On Tuesday, August 4, 2020, the state of Missouri voted to expand Medicaid coverage under the Affordable Care Act (ACA). By a vote of 53 percent, Missouri citizens became the sixth state since 2017, forcing their state legislatures and governors to expand health insurance coverage under the ACA.
Missouri became the sixth Republican-led state where voters have defied political leaders, and it comes after Oklahoma voters took the same action earlier this summer. Other ballot-approved expansions of the ACA include Idaho, Utah, Nebraska, and Maine. The state of Virginia expanded its Medicaid after the state legislature switch parties.
The Missouri voter action means that a projected 230,000 low-income residents will now be covered through the state’s Medicaid program with people paying premiums on a sliding scale according to their income.
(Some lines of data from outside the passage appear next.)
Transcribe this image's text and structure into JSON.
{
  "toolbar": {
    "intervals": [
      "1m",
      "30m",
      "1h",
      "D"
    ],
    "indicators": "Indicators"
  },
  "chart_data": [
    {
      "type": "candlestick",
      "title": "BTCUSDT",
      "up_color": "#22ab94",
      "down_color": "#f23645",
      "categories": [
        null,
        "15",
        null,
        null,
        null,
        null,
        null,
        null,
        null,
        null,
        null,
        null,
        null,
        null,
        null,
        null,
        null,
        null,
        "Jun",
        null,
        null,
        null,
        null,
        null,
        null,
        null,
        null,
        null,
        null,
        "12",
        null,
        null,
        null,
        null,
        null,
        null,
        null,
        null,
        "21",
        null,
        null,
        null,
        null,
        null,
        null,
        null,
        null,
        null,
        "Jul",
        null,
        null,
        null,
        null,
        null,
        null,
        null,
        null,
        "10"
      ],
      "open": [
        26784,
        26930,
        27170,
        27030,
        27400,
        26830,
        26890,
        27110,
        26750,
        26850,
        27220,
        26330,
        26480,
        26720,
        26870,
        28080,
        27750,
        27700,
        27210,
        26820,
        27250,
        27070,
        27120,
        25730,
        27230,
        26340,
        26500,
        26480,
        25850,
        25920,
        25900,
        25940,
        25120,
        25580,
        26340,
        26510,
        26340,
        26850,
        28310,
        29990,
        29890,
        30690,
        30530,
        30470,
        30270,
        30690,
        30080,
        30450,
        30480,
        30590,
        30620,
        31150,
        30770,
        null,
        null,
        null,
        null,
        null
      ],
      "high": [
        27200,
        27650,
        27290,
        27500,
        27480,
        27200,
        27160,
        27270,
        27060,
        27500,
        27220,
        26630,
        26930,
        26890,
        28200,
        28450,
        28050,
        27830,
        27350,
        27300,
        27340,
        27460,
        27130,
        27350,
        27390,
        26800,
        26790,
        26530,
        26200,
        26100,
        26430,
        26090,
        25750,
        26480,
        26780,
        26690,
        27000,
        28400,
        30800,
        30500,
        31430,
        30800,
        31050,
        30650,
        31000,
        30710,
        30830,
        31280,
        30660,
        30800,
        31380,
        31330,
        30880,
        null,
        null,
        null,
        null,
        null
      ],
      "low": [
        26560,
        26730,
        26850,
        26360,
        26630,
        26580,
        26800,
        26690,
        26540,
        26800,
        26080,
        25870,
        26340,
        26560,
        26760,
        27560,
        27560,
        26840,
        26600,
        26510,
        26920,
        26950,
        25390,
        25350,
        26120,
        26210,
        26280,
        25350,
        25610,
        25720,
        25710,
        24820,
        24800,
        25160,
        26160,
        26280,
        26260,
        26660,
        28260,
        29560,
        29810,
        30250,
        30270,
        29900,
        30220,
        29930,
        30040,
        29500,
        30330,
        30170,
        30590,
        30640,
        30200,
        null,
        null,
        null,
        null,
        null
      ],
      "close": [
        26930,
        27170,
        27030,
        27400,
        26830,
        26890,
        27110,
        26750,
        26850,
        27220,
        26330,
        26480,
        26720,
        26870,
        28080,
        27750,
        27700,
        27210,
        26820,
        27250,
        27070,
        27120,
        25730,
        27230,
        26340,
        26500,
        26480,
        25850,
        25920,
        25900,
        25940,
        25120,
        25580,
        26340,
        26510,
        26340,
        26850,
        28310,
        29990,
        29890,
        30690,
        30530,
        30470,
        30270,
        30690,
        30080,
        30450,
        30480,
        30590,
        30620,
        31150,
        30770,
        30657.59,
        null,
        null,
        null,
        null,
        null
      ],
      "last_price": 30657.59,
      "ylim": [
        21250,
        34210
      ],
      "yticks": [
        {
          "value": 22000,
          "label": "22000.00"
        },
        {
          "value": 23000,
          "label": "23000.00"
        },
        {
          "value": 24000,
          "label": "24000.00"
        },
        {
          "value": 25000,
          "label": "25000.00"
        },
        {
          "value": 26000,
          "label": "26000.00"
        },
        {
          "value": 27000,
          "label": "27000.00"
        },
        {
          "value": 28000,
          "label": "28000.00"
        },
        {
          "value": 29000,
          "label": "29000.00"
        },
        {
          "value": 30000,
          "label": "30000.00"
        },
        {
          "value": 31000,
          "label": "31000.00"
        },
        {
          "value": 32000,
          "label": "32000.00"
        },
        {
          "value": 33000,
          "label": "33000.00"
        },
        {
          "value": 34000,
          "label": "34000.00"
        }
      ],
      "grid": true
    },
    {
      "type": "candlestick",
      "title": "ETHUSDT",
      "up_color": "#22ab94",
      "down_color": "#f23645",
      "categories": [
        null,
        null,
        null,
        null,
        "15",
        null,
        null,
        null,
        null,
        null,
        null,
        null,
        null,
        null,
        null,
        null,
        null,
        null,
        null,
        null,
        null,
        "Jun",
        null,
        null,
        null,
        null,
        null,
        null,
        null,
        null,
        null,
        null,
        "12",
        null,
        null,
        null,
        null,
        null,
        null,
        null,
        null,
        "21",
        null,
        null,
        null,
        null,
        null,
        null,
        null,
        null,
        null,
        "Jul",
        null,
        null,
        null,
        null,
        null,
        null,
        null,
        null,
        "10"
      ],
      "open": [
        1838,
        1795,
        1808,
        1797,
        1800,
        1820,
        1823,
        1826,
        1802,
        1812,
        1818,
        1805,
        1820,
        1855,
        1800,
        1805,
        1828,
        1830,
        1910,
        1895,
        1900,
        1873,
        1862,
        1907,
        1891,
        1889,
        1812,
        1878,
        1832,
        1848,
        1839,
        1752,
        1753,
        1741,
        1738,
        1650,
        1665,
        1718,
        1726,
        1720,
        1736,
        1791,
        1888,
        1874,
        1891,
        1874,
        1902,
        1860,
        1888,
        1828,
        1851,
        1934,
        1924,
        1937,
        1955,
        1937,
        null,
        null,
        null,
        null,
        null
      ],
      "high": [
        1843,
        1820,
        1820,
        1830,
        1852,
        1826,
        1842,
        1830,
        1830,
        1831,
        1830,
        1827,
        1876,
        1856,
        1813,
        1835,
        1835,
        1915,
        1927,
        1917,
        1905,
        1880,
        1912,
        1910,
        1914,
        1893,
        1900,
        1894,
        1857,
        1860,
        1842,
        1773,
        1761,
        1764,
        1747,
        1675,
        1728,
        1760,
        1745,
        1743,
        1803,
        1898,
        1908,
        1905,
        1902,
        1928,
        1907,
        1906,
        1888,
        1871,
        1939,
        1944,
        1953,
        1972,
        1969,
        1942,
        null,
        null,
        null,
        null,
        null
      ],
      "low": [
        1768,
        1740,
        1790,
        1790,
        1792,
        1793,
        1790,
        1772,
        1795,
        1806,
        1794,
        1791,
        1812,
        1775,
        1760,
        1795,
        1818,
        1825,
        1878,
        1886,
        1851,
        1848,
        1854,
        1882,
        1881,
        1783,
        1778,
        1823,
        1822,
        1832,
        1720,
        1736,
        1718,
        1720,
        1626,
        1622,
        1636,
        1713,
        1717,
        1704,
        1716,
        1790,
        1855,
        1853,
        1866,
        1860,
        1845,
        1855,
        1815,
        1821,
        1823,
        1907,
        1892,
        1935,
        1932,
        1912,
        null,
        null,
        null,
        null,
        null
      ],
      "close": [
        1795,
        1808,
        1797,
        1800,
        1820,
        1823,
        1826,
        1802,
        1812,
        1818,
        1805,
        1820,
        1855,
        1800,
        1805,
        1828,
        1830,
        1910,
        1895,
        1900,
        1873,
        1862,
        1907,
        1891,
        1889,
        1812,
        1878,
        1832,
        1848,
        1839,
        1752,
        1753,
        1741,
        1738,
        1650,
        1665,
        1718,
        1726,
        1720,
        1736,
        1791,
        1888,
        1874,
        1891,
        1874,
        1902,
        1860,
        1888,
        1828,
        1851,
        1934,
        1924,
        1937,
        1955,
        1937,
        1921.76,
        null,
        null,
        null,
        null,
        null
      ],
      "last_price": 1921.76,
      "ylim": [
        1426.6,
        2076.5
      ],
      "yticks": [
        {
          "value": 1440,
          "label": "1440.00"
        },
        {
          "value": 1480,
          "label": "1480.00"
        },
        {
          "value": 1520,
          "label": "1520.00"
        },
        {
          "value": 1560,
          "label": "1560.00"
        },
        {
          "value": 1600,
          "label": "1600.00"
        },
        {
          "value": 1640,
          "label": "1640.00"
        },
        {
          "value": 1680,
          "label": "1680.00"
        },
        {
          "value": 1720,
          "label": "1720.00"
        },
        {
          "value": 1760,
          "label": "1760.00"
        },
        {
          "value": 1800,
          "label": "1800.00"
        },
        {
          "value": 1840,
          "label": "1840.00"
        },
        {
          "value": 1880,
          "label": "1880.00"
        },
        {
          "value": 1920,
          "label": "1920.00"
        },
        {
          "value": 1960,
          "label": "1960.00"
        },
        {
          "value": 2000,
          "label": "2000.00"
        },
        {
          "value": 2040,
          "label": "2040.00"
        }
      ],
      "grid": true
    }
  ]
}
Before the pandemic, census data had indicated that the ACA, despite the many political hurdles, had reduced the uninsured number significantly from 50 million uninsured in 2010—before implementation to 28.3 million in 2018. There were significant differences in coverage gains between states that have adopted the ACA’s Medicaid expansion and those that held out. In expansion states, the uninsured rate has fallen from 18.4 percent in 2013 to 8.7 percent in 2018. In non-expansion states, the uninsured rate has dropped from 22.7 percent in 2013 to 17.5 percent this year.
The Supreme Court, in its 2012 decision upholding the ACA ruled in a way that made the Medicaid expansion optional. If states expand coverage, they receive a 90 percent match in the first years. Despite this, a dozen states still have not expanded coverage, including much of the South. The Missouri initiative was written in a way that will stop the legislature from adding restrictions.